Address space layout randomization is a decently effective method for defeating exploits against a binary, in that the exploit has to successfully locate the memory addresses it wishes to attack first and can't rely on them being constant. I'm interested in the possibility of taking this further and introducing randomness into the compilation process to change compile-level implementation details, such as putting variables in different registers or in a different order in the stack frame, or doing LLVM passes in a different order to cause functions and constexprs to inline differently, or perhaps even introduce a 1-in-1000 bounds or null check that would otherwise be excluded from a fully optimized build. A different build could be created per user, such that all of my users get their own binary that adheres to the source code but has different side channels and UB, thus highly limiting the effectiveness of any attacks that rely on those things.
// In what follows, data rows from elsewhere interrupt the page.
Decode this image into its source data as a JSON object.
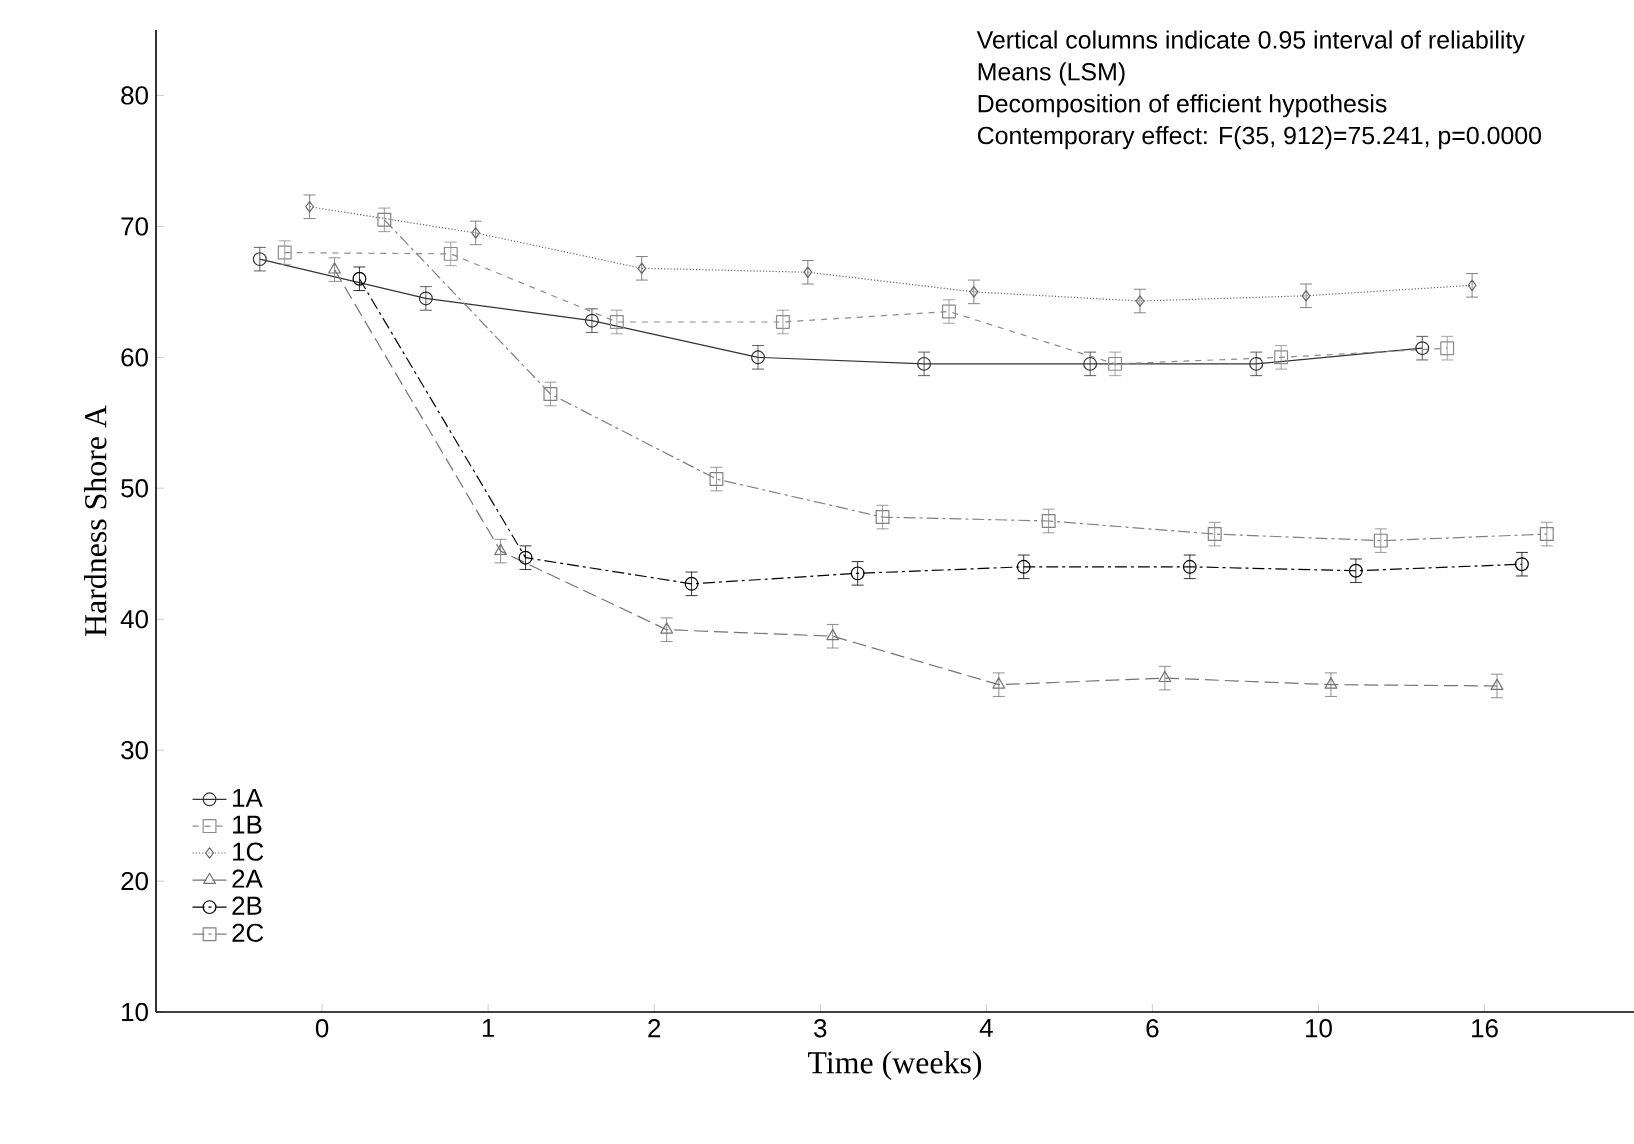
{
  "chart_data": {
    "type": "line",
    "xlabel": "Time (weeks)",
    "ylabel": "Hardness Shore A",
    "annotations": [
      "Vertical columns indicate 0.95 interval of reliability",
      "Means (LSM)",
      "Decomposition of efficient hypothesis",
      "Contemporary effect: F(35, 912)=75.241, p=0.0000"
    ],
    "categories": [
      "0",
      "1",
      "2",
      "3",
      "4",
      "6",
      "10",
      "16"
    ],
    "ylim": [
      10,
      85
    ],
    "yticks": [
      10,
      20,
      30,
      40,
      50,
      60,
      70,
      80
    ],
    "legend": "bottom left",
    "grid": false,
    "series": [
      {
        "name": "1A",
        "color": "#333333",
        "marker": "circle",
        "line_style": "solid",
        "values": [
          67.5,
          64.5,
          62.8,
          60.0,
          59.5,
          59.5,
          59.5,
          60.7
        ],
        "errors": [
          0.9,
          0.9,
          0.9,
          0.9,
          0.9,
          0.9,
          0.9,
          0.9
        ]
      },
      {
        "name": "1B",
        "color": "#8c8c8c",
        "marker": "square",
        "line_style": "dashed",
        "values": [
          68.0,
          67.9,
          62.7,
          62.7,
          63.5,
          59.5,
          60.0,
          60.7
        ],
        "errors": [
          0.9,
          0.9,
          0.9,
          0.9,
          0.9,
          0.9,
          0.9,
          0.9
        ]
      },
      {
        "name": "1C",
        "color": "#666666",
        "marker": "diamond",
        "line_style": "dotted",
        "values": [
          71.5,
          69.5,
          66.8,
          66.5,
          65.0,
          64.3,
          64.7,
          65.5
        ],
        "errors": [
          0.9,
          0.9,
          0.9,
          0.9,
          0.9,
          0.9,
          0.9,
          0.9
        ]
      },
      {
        "name": "2A",
        "color": "#737373",
        "marker": "triangle",
        "line_style": "longdashed",
        "values": [
          66.7,
          45.2,
          39.2,
          38.7,
          35.0,
          35.5,
          35.0,
          34.9
        ],
        "errors": [
          0.9,
          0.9,
          0.9,
          0.9,
          0.9,
          0.9,
          0.9,
          0.9
        ]
      },
      {
        "name": "2B",
        "color": "#000000",
        "marker": "circle",
        "line_style": "dashdot",
        "values": [
          66.0,
          44.7,
          42.7,
          43.5,
          44.0,
          44.0,
          43.7,
          44.2
        ],
        "errors": [
          0.9,
          0.9,
          0.9,
          0.9,
          0.9,
          0.9,
          0.9,
          0.9
        ]
      },
      {
        "name": "2C",
        "color": "#808080",
        "marker": "square",
        "line_style": "dashdot",
        "values": [
          70.5,
          57.2,
          50.7,
          47.8,
          47.5,
          46.5,
          46.0,
          46.5
        ],
        "errors": [
          0.9,
          0.9,
          0.9,
          0.9,
          0.9,
          0.9,
          0.9,
          0.9
        ]
      }
    ]
  }
}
Is there any major build toolchain/language that can be configured to do this? If not, is there a way I could simulate something like this in my source code?
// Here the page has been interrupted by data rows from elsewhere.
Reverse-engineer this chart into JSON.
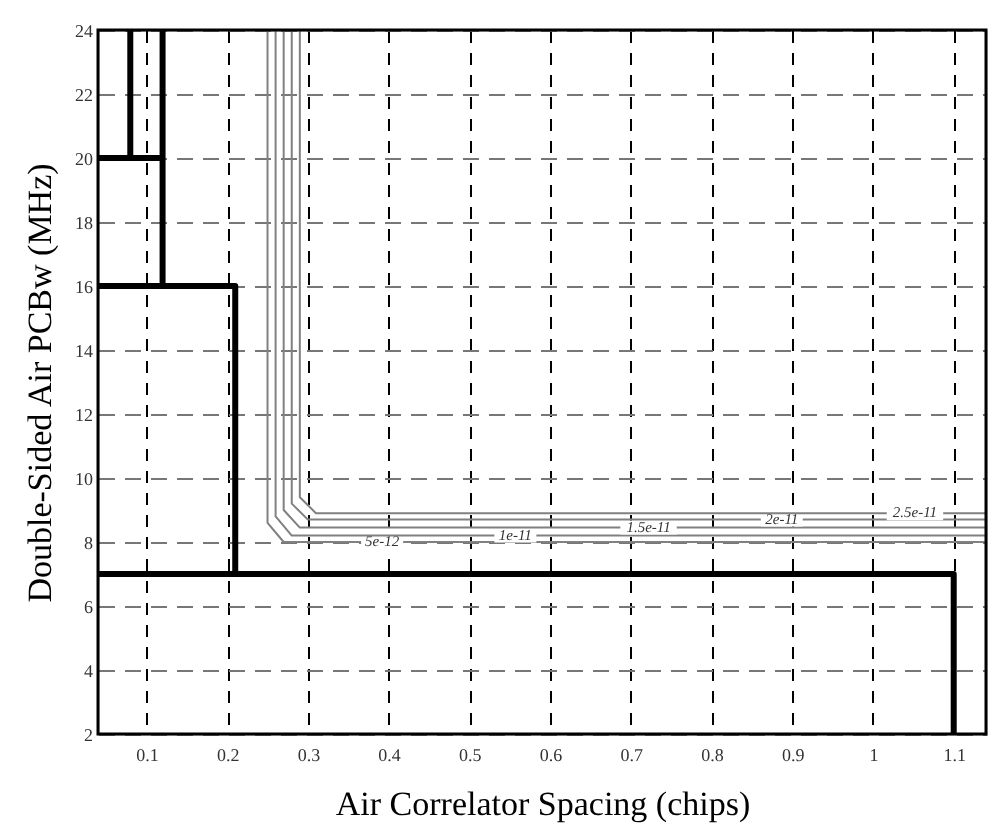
{
  "chart_data": {
    "type": "line",
    "xlabel": "Air Correlator Spacing (chips)",
    "ylabel": "Double-Sided Air PCBw (MHz)",
    "xlim": [
      0.04,
      1.14
    ],
    "xticks": [
      0.1,
      0.2,
      0.3,
      0.4,
      0.5,
      0.6,
      0.7,
      0.8,
      0.9,
      {
        "value": 1,
        "label": "1"
      },
      1.1
    ],
    "ylim": [
      2,
      24
    ],
    "yticks": [
      2,
      4,
      6,
      8,
      10,
      12,
      14,
      16,
      18,
      20,
      22,
      24
    ],
    "grid": true,
    "legend": false,
    "line_style": "solid",
    "marker": "none",
    "series": [
      {
        "color": "#000000",
        "x": [
          0.04,
          1.1,
          1.1
        ],
        "values": [
          7,
          7,
          2
        ]
      },
      {
        "color": "#000000",
        "x": [
          0.04,
          0.21,
          0.21
        ],
        "values": [
          16,
          16,
          7
        ]
      },
      {
        "color": "#000000",
        "x": [
          0.12,
          0.12
        ],
        "values": [
          16,
          24
        ]
      },
      {
        "color": "#000000",
        "x": [
          0.04,
          0.12
        ],
        "values": [
          20,
          20
        ]
      },
      {
        "color": "#000000",
        "x": [
          0.08,
          0.08
        ],
        "values": [
          20,
          24
        ]
      },
      {
        "name": "5e-12",
        "color": "#808080",
        "x": [
          0.25,
          0.25,
          0.27,
          1.14
        ],
        "values": [
          24,
          8.6,
          8.0,
          8.0
        ]
      },
      {
        "name": "1e-11",
        "color": "#808080",
        "x": [
          0.26,
          0.26,
          0.28,
          1.14
        ],
        "values": [
          24,
          8.8,
          8.2,
          8.2
        ]
      },
      {
        "name": "1.5e-11",
        "color": "#808080",
        "x": [
          0.27,
          0.27,
          0.29,
          1.14
        ],
        "values": [
          24,
          9.0,
          8.45,
          8.45
        ]
      },
      {
        "name": "2e-11",
        "color": "#808080",
        "x": [
          0.28,
          0.28,
          0.3,
          1.14
        ],
        "values": [
          24,
          9.2,
          8.7,
          8.7
        ]
      },
      {
        "name": "2.5e-11",
        "color": "#808080",
        "x": [
          0.29,
          0.29,
          0.31,
          1.14
        ],
        "values": [
          24,
          9.4,
          8.9,
          8.9
        ]
      }
    ]
  }
}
(I would also welcome a frame challenge to this idea. For instance, I acknowledge that having a fully reproducible build might be more valuable than anything I might get from giving every user a personalized build. However, I also feel that this idea could be useful in testing, such that devs can be confident that it's their source code, and not the specific version of the compuler they're using, that determines the software's correctness.)
As was mentioned in the comments, it is indeed possible, but the downsides greatly overweight profit:
Adding nondeterministic compilation breaks reproducible builds, so users will no longer be able to verify the packages they install
users usually install prebuild packages and you certainty don't want to build your package for each user. => this counter-measure becomes useless: attacker will likely have access to the same built, that the users use
stack layout and register allocation are subject to a great amount of optimization. An attempt to interfere this process nondeterministically will result in nondeterministic performance -> benchmarks will become useless
In theory, users of source-based distributions could take advantage of this security measure, but it will likely result in a number of nondeterministic bugs, which will be impossible to locate automatically
To sum up: this security measure is a good example of so-called security theater: it will not provide additional security for most of the cases, but will greatly complicate a lot of things.